Whitehot Magazine
"The Best Art In The World"
Natalie Collette Wood
"Splendour"
Freight+Volume
By ANNA SCOLA September, 2019
Natalie Collette Wood’s new body of work questions how the spaces we inhabit and the stories we are told become an intrinsic part of who we become. Through this series of collages, Splendour at New York City's Freight+Volume examines the transcendental quality of memory and history.
I had the chance to walk through the show with the artist herself. Wood spoke of her studio in the Bronx that inspired the exhibition. She has a studio in the Andrew Freedman Home, a mansion built in the early 1900s. The mansion was originally occupied by wealthy New Yorkers who lost their fortunes during the great depression, yet could not remove themselves from their lavish lifestyles. In the 1960s, the house was then abandoned. It was over thirty years before it became repurposed as an artist's residence and creative space. Much of the interior of the building remains as it was years ago. This sense of history within a physical place appears in Wood’s mental space and arrives on her canvases.

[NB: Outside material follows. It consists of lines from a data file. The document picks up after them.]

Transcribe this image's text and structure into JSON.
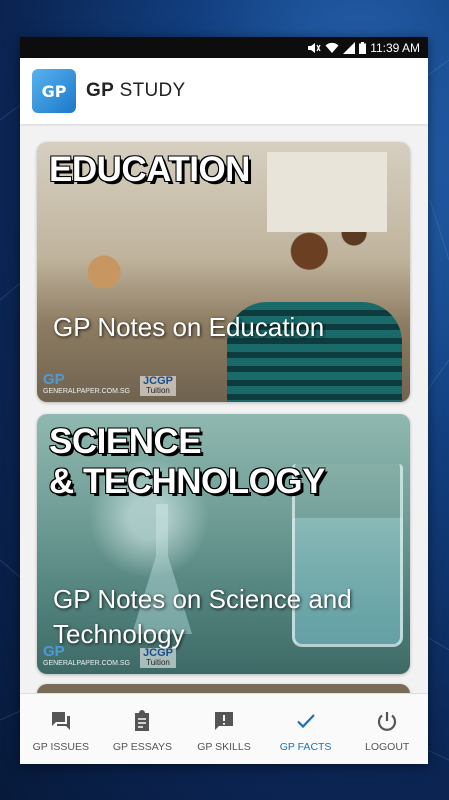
{
  "status_bar": {
    "time": "11:39 AM"
  },
  "app": {
    "title_bold": "GP",
    "title_rest": " STUDY",
    "logo_text": "GP"
  },
  "cards": [
    {
      "heading": "EDUCATION",
      "subtitle": "GP Notes on Education",
      "watermark_site": "GENERALPAPER.COM.SG",
      "watermark_brand": "JCGP",
      "watermark_tuition": "Tuition"
    },
    {
      "heading": "SCIENCE\n& TECHNOLOGY",
      "subtitle": "GP Notes on Science and Technology",
      "watermark_site": "GENERALPAPER.COM.SG",
      "watermark_brand": "JCGP",
      "watermark_tuition": "Tuition"
    }
  ],
  "bottom_nav": [
    {
      "label": "GP ISSUES",
      "icon": "chat-icon",
      "active": false
    },
    {
      "label": "GP ESSAYS",
      "icon": "clipboard-icon",
      "active": false
    },
    {
      "label": "GP SKILLS",
      "icon": "alert-message-icon",
      "active": false
    },
    {
      "label": "GP FACTS",
      "icon": "check-icon",
      "active": true
    },
    {
      "label": "LOGOUT",
      "icon": "power-icon",
      "active": false
    }
  ],
  "colors": {
    "accent": "#1d6fb5",
    "nav_inactive": "#555555"
  }
}
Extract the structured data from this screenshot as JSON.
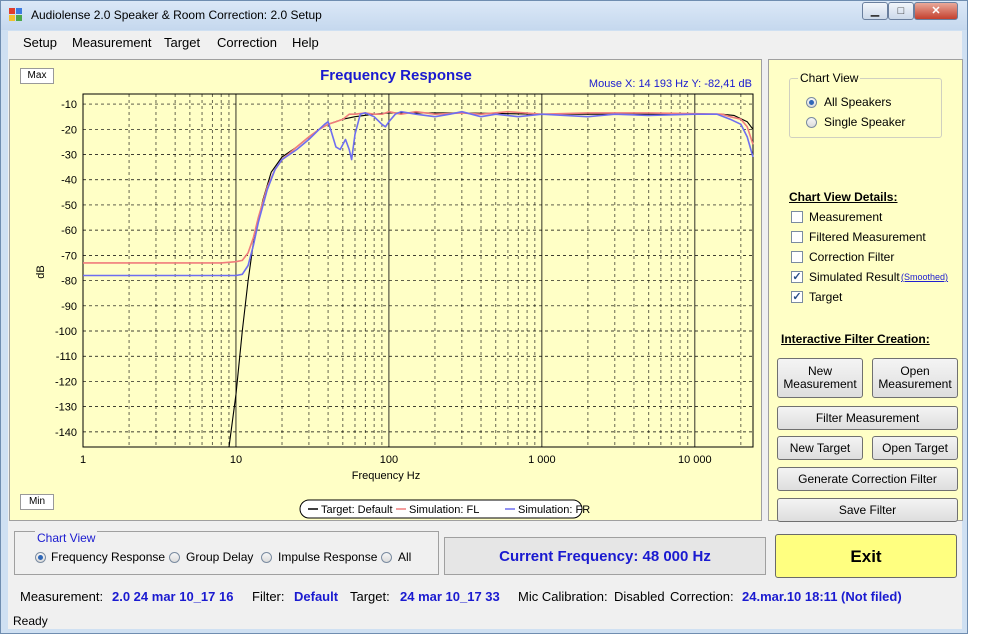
{
  "window": {
    "title": "Audiolense 2.0 Speaker & Room Correction: 2.0 Setup"
  },
  "menu": [
    "Setup",
    "Measurement",
    "Target",
    "Correction",
    "Help"
  ],
  "chart_buttons": {
    "max": "Max",
    "min": "Min"
  },
  "chart_data": {
    "type": "line",
    "title": "Frequency Response",
    "mouse_readout": "Mouse X: 14 193 Hz   Y: -82,41 dB",
    "xlabel": "Frequency Hz",
    "ylabel": "dB",
    "xscale": "log",
    "xlim": [
      1,
      24000
    ],
    "ylim": [
      -146,
      -6
    ],
    "x_ticks": [
      {
        "v": 1,
        "label": "1"
      },
      {
        "v": 10,
        "label": "10"
      },
      {
        "v": 100,
        "label": "100"
      },
      {
        "v": 1000,
        "label": "1 000"
      },
      {
        "v": 10000,
        "label": "10 000"
      }
    ],
    "y_ticks": [
      {
        "v": -10,
        "label": "-10"
      },
      {
        "v": -20,
        "label": "-20"
      },
      {
        "v": -30,
        "label": "-30"
      },
      {
        "v": -40,
        "label": "-40"
      },
      {
        "v": -50,
        "label": "-50"
      },
      {
        "v": -60,
        "label": "-60"
      },
      {
        "v": -70,
        "label": "-70"
      },
      {
        "v": -80,
        "label": "-80"
      },
      {
        "v": -90,
        "label": "-90"
      },
      {
        "v": -100,
        "label": "-100"
      },
      {
        "v": -110,
        "label": "-110"
      },
      {
        "v": -120,
        "label": "-120"
      },
      {
        "v": -130,
        "label": "-130"
      },
      {
        "v": -140,
        "label": "-140"
      }
    ],
    "grid": true,
    "legend_position": "bottom",
    "series": [
      {
        "name": "Target: Default",
        "color": "#000000",
        "points": [
          [
            9,
            -146
          ],
          [
            10,
            -125
          ],
          [
            11,
            -100
          ],
          [
            12,
            -80
          ],
          [
            13,
            -65
          ],
          [
            15,
            -48
          ],
          [
            17,
            -37
          ],
          [
            20,
            -31
          ],
          [
            25,
            -27
          ],
          [
            30,
            -23
          ],
          [
            35,
            -20
          ],
          [
            40,
            -18
          ],
          [
            50,
            -16
          ],
          [
            60,
            -15
          ],
          [
            80,
            -14
          ],
          [
            100,
            -13.5
          ],
          [
            300,
            -13.5
          ],
          [
            1000,
            -14
          ],
          [
            10000,
            -14
          ],
          [
            15000,
            -14
          ],
          [
            18000,
            -14.5
          ],
          [
            22000,
            -17
          ],
          [
            24000,
            -20
          ]
        ]
      },
      {
        "name": "Simulation: FL",
        "color": "#f07c7c",
        "points": [
          [
            1,
            -73
          ],
          [
            5,
            -73
          ],
          [
            8,
            -73
          ],
          [
            10,
            -72.5
          ],
          [
            11,
            -72
          ],
          [
            12,
            -69
          ],
          [
            13,
            -63
          ],
          [
            14,
            -55
          ],
          [
            16,
            -43
          ],
          [
            18,
            -36
          ],
          [
            20,
            -32
          ],
          [
            25,
            -27
          ],
          [
            30,
            -23
          ],
          [
            35,
            -20
          ],
          [
            40,
            -18
          ],
          [
            45,
            -17
          ],
          [
            50,
            -16
          ],
          [
            55,
            -14
          ],
          [
            60,
            -14
          ],
          [
            70,
            -13.5
          ],
          [
            80,
            -14
          ],
          [
            90,
            -14
          ],
          [
            100,
            -13
          ],
          [
            120,
            -14
          ],
          [
            150,
            -13
          ],
          [
            200,
            -14
          ],
          [
            300,
            -13.5
          ],
          [
            400,
            -14
          ],
          [
            600,
            -13
          ],
          [
            1000,
            -14
          ],
          [
            2000,
            -13.5
          ],
          [
            5000,
            -13.5
          ],
          [
            10000,
            -13.8
          ],
          [
            15000,
            -14
          ],
          [
            17000,
            -15
          ],
          [
            20000,
            -16
          ],
          [
            22000,
            -19
          ],
          [
            24000,
            -26
          ]
        ]
      },
      {
        "name": "Simulation: FR",
        "color": "#6e6ef0",
        "points": [
          [
            1,
            -78
          ],
          [
            5,
            -78
          ],
          [
            8,
            -78
          ],
          [
            10,
            -78
          ],
          [
            11,
            -77.5
          ],
          [
            12,
            -74
          ],
          [
            13,
            -66
          ],
          [
            14,
            -57
          ],
          [
            16,
            -44
          ],
          [
            18,
            -36
          ],
          [
            20,
            -32
          ],
          [
            25,
            -28
          ],
          [
            30,
            -24
          ],
          [
            35,
            -20
          ],
          [
            38,
            -18
          ],
          [
            40,
            -17
          ],
          [
            42,
            -21
          ],
          [
            45,
            -27
          ],
          [
            48,
            -28
          ],
          [
            50,
            -26
          ],
          [
            52,
            -24
          ],
          [
            55,
            -28
          ],
          [
            57,
            -32
          ],
          [
            60,
            -22
          ],
          [
            65,
            -14
          ],
          [
            70,
            -13.5
          ],
          [
            80,
            -15
          ],
          [
            90,
            -18
          ],
          [
            95,
            -19
          ],
          [
            100,
            -17
          ],
          [
            110,
            -14
          ],
          [
            120,
            -13
          ],
          [
            150,
            -14
          ],
          [
            200,
            -15
          ],
          [
            250,
            -14
          ],
          [
            300,
            -13
          ],
          [
            400,
            -15
          ],
          [
            500,
            -14
          ],
          [
            700,
            -15
          ],
          [
            1000,
            -14
          ],
          [
            2000,
            -15
          ],
          [
            3000,
            -14
          ],
          [
            5000,
            -14.5
          ],
          [
            10000,
            -14
          ],
          [
            14000,
            -14
          ],
          [
            17000,
            -16
          ],
          [
            20000,
            -18
          ],
          [
            22000,
            -23
          ],
          [
            24000,
            -31
          ]
        ]
      }
    ]
  },
  "chart_view_group": {
    "title": "Chart View",
    "options": [
      "All Speakers",
      "Single Speaker"
    ],
    "selected": "All Speakers"
  },
  "details": {
    "title": "Chart View Details:",
    "items": [
      {
        "label": "Measurement",
        "checked": false
      },
      {
        "label": "Filtered Measurement",
        "checked": false
      },
      {
        "label": "Correction Filter",
        "checked": false
      },
      {
        "label": "Simulated Result",
        "checked": true
      },
      {
        "label": "Target",
        "checked": true
      }
    ],
    "smoothed_link": "(Smoothed)"
  },
  "interactive": {
    "title": "Interactive Filter Creation:",
    "new_measurement_l1": "New",
    "new_measurement_l2": "Measurement",
    "open_measurement_l1": "Open",
    "open_measurement_l2": "Measurement",
    "filter_measurement": "Filter Measurement",
    "new_target": "New Target",
    "open_target": "Open Target",
    "generate_filter": "Generate Correction Filter",
    "save_filter": "Save Filter"
  },
  "bottom_chart_view": {
    "title": "Chart View",
    "options": [
      "Frequency Response",
      "Group Delay",
      "Impulse Response",
      "All"
    ],
    "selected": "Frequency Response"
  },
  "current_frequency": "Current Frequency: 48 000 Hz",
  "exit_button": "Exit",
  "status": {
    "measurement_label": "Measurement:",
    "measurement_value": "2.0 24 mar 10_17 16",
    "filter_label": "Filter:",
    "filter_value": "Default",
    "target_label": "Target:",
    "target_value": "24 mar 10_17 33",
    "mic_label": "Mic Calibration:",
    "mic_value": "Disabled",
    "correction_label": "Correction:",
    "correction_value": "24.mar.10 18:11 (Not filed)"
  },
  "statusbar": {
    "text": "Ready"
  },
  "colors": {
    "chart_bg": "#ffffc6",
    "exit_bg": "#ffff80",
    "accent_blue": "#1a1ad0"
  }
}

Wood’s Splendour is a collection of collages dense with imagery. Some images are sourced from thrift shops and old magazines and others are of her own making, but it is difficult to discern which belong from what time. The works begin as intimate and tactile collages in Wood’s sketchbook and, subsequently, undergo numerous waves of construction and deconstruction before arriving as they are on the canvas. The delicate memory of the black and white photographs reveals itself amidst expressive painterly strokes and contours where Wood captures a dreamlike iridescence within fragmented memories. There is an obsessive process of layering that communicates the visceral reflection of a past that unfolds seemingly out of the control of the maker.
A figure is strung through all the pieces, often appearing as a silhouette between strokes of paint. She is stilled in different poses and accentuated by the curves of her body. What we see of her gestures are bold and open. She exudes the classic Hollywood glamour and, yet, the image is so overexposed that there is still a mystery to her; she is revealing only an facade of herself. These stills were gathered from around the artist’s family home. The woman in these frames is her mother who worked as a Las Vegas dancer before Wood was born.

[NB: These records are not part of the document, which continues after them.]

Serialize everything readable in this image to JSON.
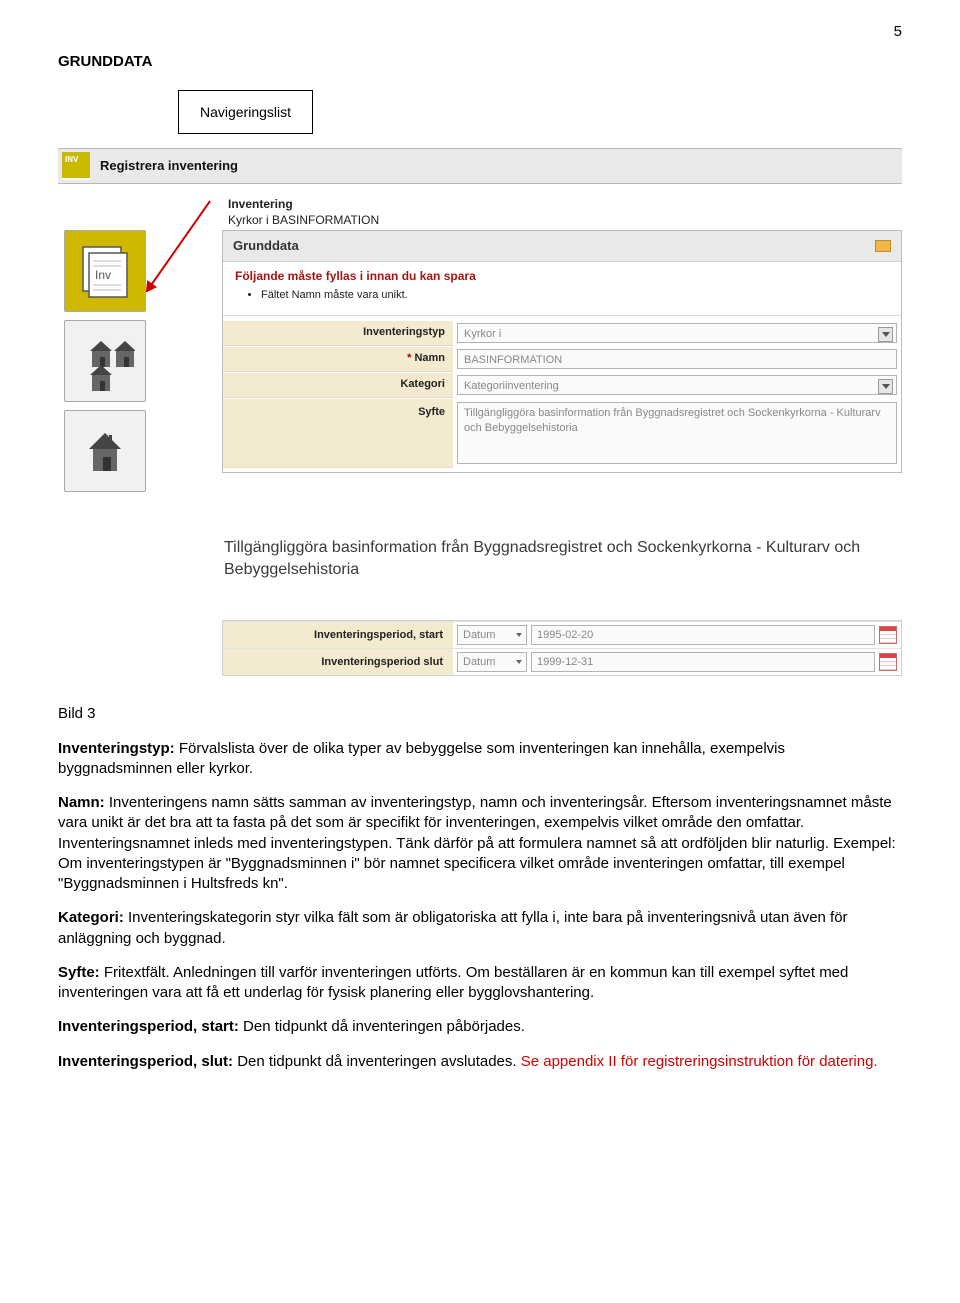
{
  "page_number": "5",
  "section_title": "GRUNDDATA",
  "callout_label": "Navigeringslist",
  "top_bar": {
    "inv_badge": "INV",
    "title": "Registrera inventering"
  },
  "inv_heading": {
    "title": "Inventering",
    "subtitle": "Kyrkor i BASINFORMATION"
  },
  "panel": {
    "heading": "Grunddata",
    "warn_title": "Följande måste fyllas i innan du kan spara",
    "warn_items": [
      "Fältet Namn måste vara unikt."
    ],
    "fields": {
      "inventeringstyp": {
        "label": "Inventeringstyp",
        "value": "Kyrkor i"
      },
      "namn": {
        "label": "Namn",
        "required": "*",
        "value": "BASINFORMATION"
      },
      "kategori": {
        "label": "Kategori",
        "value": "Kategoriinventering"
      },
      "syfte": {
        "label": "Syfte",
        "value": "Tillgängliggöra basinformation från Byggnadsregistret och Sockenkyrkorna - Kulturarv och Bebyggelsehistoria"
      }
    }
  },
  "syfte_large": "Tillgängliggöra basinformation från Byggnadsregistret och Sockenkyrkorna - Kulturarv och Bebyggelsehistoria",
  "dates": {
    "start": {
      "label": "Inventeringsperiod, start",
      "mode": "Datum",
      "value": "1995-02-20"
    },
    "slut": {
      "label": "Inventeringsperiod slut",
      "mode": "Datum",
      "value": "1999-12-31"
    }
  },
  "body": {
    "bild": "Bild 3",
    "inventeringstyp_lead": "Inventeringstyp:",
    "inventeringstyp_text": " Förvalslista över de olika typer av bebyggelse som inventeringen kan innehålla, exempelvis byggnadsminnen eller kyrkor.",
    "namn_lead": "Namn:",
    "namn_text": " Inventeringens namn sätts samman av inventeringstyp, namn och inventeringsår. Eftersom inventeringsnamnet måste vara unikt är det bra att ta fasta på det som är specifikt för inventeringen, exempelvis vilket område den omfattar. Inventeringsnamnet inleds med inventeringstypen. Tänk därför på att formulera namnet så att ordföljden blir naturlig. Exempel: Om inventeringstypen är \"Byggnadsminnen i\" bör namnet specificera vilket område inventeringen omfattar, till exempel \"Byggnadsminnen i Hultsfreds kn\".",
    "kategori_lead": "Kategori:",
    "kategori_text": " Inventeringskategorin styr vilka fält som är obligatoriska att fylla i, inte bara på inventeringsnivå utan även för anläggning och byggnad.",
    "syfte_lead": "Syfte:",
    "syfte_text": " Fritextfält. Anledningen till varför inventeringen utförts. Om beställaren är en kommun kan till exempel syftet med inventeringen vara att få ett underlag för fysisk planering eller bygglovshantering.",
    "start_lead": "Inventeringsperiod, start:",
    "start_text": " Den tidpunkt då inventeringen påbörjades.",
    "slut_lead": "Inventeringsperiod, slut:",
    "slut_text1": " Den tidpunkt då inventeringen avslutades. ",
    "slut_red": "Se appendix II för registreringsinstruktion för datering."
  }
}
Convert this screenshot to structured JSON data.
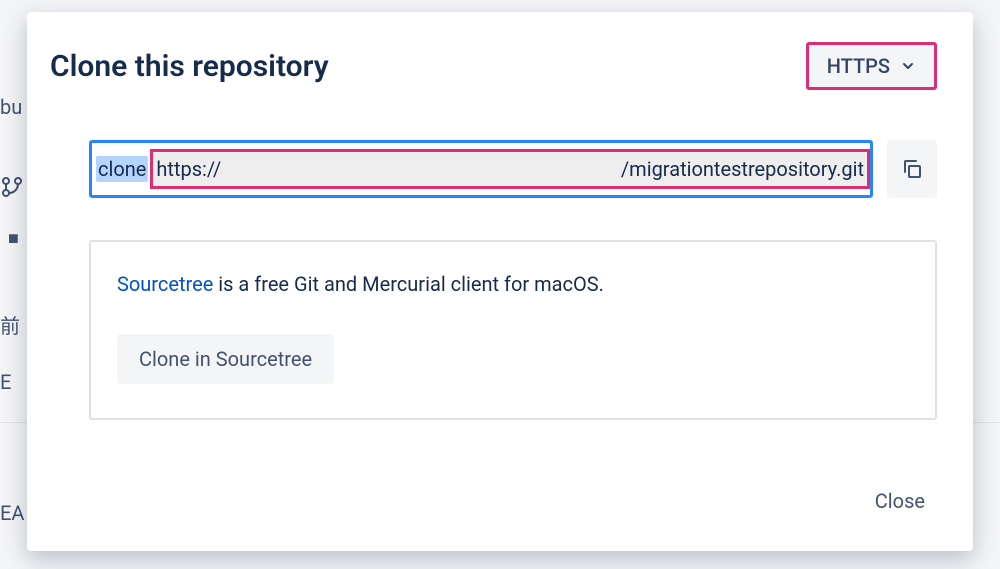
{
  "backdrop": {
    "bu": "bu",
    "char1": "前",
    "char2": "E",
    "ea": "EA"
  },
  "modal": {
    "title": "Clone this repository",
    "protocol": "HTTPS",
    "clone_prefix": "clone",
    "url_left": "https://",
    "url_right": "/migrationtestrepository.git",
    "sourcetree_link": "Sourcetree",
    "sourcetree_rest": " is a free Git and Mercurial client for macOS.",
    "sourcetree_button": "Clone in Sourcetree",
    "close": "Close"
  }
}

A sense of mystery underlines the entire exhibition. The title itself is also in reference to the artist’s accidental namesake - Natalie Wood, the 70s icon. On a November evening in 1981, Natalie Wood suspiciously drowned while on board a boat called Splendour. It is a cruel irony when the word of magnificence also becomes attached to tragedy. Natalie Collette Wood actively embraces this dichotomy. In her pieces, the sunset hues wash over elegantly aged photographs that are burned and torn at the edges amidst which the silhouette of the woman is both spotlit and engulfed in flames.

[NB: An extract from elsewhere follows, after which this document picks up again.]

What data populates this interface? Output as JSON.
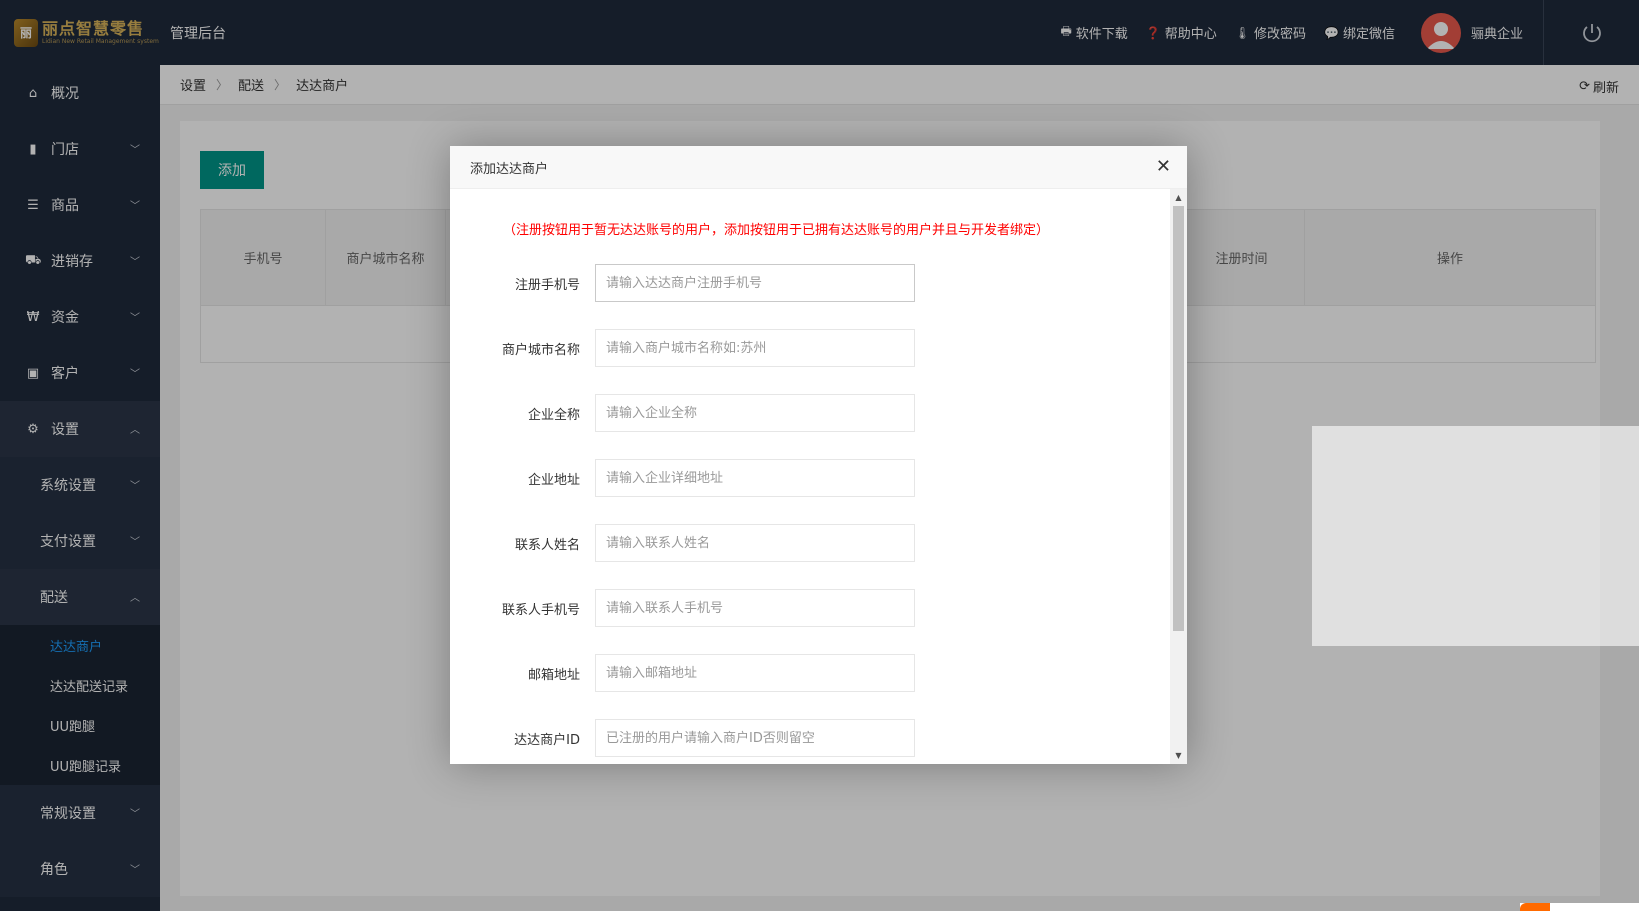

Observing Wood's collages is like engaging in a scavenger hunt—a clarity is revealed in the details. The viewer sees a jaguar crawl through fanciful interiors; chandeliers and velvet curtains hang in gardens; the glamorous dining rooms embody a dusty saloon entrance which is a reference to "The House of the Rising Sun".
The dimensionality of the subject is composed into a flat surface. With this, Wood is not only collapsing space, but also time. She explores the sensations of existing beyond personal restrictions of space and the limitations of time. The mixed media collages transcend these constructs, approaching fantasy but not far enough to lose a sense of reality. By overlaying family histories with American folklore, Natalie Collette Wood’s work recalls a time before her own and treats it with the delicacy that assumes she had lived through it herself. WM
Anna Scola is an American and Russian artist, writer and curator based in Singapore and New York. As a practicing artist, Anna uses performance and installation to explore issues of identity and insecurity that arise from personal and socio-political relations to contemporary migration. As a curator, she has conceptualized and managed a number of exhibitions that create unique conditions for the artists and explore the potential of a gallery space.